China’s ‘erratic policy shifts’ have some companies wondering how much more they can take
- From local subcontractors to multinational corporations, companies in China are struggling to make sense of the business environment
- Private and foreign investors are waiting for policy signals at the coming 20th party congress, which will usher in a new generation of leaders

Months after Shanghai lifted its crippling, 60-day Covid lockdown, the event continues to haunt foreign businesses in China.
Multinationals like holiday rental giant Airbnb have shut operations in the country, while a growing number of surveys by foreign business groups show European and American firms are planning to move investment elsewhere.
Overseas investment projects are tumbling. In Shanghai, they fell 20.3 per cent between June and July from a year earlier, according to the city’s statistics bureau. In April, the month the commercial hub of 25 million people was shut down, new foreign investment ventures numbered just 13, from 305 in March.
Such is the uncertainty hanging over the world’s No 2 economy. From local subcontractors to multinational corporations, companies in China are struggling to make sense of the business environment.

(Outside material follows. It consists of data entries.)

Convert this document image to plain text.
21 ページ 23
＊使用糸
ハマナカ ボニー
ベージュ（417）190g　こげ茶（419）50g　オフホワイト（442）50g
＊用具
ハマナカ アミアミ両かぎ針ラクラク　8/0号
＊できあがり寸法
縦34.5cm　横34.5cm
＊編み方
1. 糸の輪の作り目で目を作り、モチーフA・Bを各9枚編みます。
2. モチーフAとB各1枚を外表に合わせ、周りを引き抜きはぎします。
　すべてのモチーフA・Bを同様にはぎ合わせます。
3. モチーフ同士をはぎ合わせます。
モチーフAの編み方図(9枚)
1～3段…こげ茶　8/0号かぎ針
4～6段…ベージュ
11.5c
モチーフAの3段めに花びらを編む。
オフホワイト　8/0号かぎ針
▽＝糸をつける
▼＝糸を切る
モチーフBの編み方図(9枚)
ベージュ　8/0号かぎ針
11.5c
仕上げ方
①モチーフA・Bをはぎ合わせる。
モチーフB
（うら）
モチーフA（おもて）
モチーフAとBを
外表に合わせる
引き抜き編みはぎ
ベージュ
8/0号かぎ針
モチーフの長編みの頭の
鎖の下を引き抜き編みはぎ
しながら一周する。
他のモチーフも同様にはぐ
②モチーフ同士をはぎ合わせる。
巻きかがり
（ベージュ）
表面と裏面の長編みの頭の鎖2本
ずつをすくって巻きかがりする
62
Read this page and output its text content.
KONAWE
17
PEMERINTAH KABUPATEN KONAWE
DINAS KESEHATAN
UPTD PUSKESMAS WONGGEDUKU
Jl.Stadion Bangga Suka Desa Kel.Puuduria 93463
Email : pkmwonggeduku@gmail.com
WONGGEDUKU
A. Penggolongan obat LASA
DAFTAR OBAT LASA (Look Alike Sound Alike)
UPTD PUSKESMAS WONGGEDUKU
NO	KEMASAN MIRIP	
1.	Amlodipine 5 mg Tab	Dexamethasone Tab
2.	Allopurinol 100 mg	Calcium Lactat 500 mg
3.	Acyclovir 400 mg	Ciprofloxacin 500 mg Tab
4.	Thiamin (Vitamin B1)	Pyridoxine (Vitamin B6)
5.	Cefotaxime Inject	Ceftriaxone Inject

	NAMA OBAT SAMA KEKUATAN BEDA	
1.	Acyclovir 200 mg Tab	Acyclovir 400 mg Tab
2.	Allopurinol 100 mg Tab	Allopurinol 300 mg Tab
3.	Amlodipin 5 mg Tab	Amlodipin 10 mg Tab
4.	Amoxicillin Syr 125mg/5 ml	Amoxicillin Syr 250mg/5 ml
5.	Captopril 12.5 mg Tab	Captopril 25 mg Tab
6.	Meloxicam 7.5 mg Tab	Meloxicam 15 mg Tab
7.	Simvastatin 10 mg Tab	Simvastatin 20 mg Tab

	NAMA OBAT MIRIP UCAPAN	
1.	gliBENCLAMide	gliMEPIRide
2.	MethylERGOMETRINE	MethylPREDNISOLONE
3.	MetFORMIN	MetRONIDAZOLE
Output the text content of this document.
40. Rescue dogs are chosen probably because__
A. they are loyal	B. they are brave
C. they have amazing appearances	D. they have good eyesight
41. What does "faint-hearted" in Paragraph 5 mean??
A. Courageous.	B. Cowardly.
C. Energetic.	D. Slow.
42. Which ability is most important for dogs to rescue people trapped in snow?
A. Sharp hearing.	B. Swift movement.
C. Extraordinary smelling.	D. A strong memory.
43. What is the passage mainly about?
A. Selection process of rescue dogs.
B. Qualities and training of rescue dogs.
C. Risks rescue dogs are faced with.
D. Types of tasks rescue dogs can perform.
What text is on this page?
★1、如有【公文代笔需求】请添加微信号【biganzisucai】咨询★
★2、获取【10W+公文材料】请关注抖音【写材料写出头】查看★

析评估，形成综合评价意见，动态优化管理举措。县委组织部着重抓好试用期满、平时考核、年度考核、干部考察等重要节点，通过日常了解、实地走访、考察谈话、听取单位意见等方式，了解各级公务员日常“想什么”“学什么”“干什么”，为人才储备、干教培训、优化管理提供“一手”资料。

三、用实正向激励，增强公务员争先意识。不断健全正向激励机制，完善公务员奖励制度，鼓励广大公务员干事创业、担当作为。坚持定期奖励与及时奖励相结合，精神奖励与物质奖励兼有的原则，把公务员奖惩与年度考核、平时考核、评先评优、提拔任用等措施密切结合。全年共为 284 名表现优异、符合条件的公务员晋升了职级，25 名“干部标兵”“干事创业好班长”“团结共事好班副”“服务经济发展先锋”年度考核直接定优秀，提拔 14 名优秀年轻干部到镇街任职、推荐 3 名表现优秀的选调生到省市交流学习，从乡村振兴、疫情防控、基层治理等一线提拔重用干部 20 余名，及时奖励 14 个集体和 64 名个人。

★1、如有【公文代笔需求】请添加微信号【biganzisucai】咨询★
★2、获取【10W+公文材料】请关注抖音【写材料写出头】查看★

The outlook – both at home and abroad – is looking increasingly gloomy.
It seems that the old economic rules are being broken
Aggressive rate hikes in the US to tame inflation are rippling through the global economy, stoking recession fears. Deteriorating relations between China and the West are threatening to destroy decades of supply chain integration. And Beijing’s hardline zero-Covid strategy is constraining China’s economy and undermining its reputation for predictability and efficiency.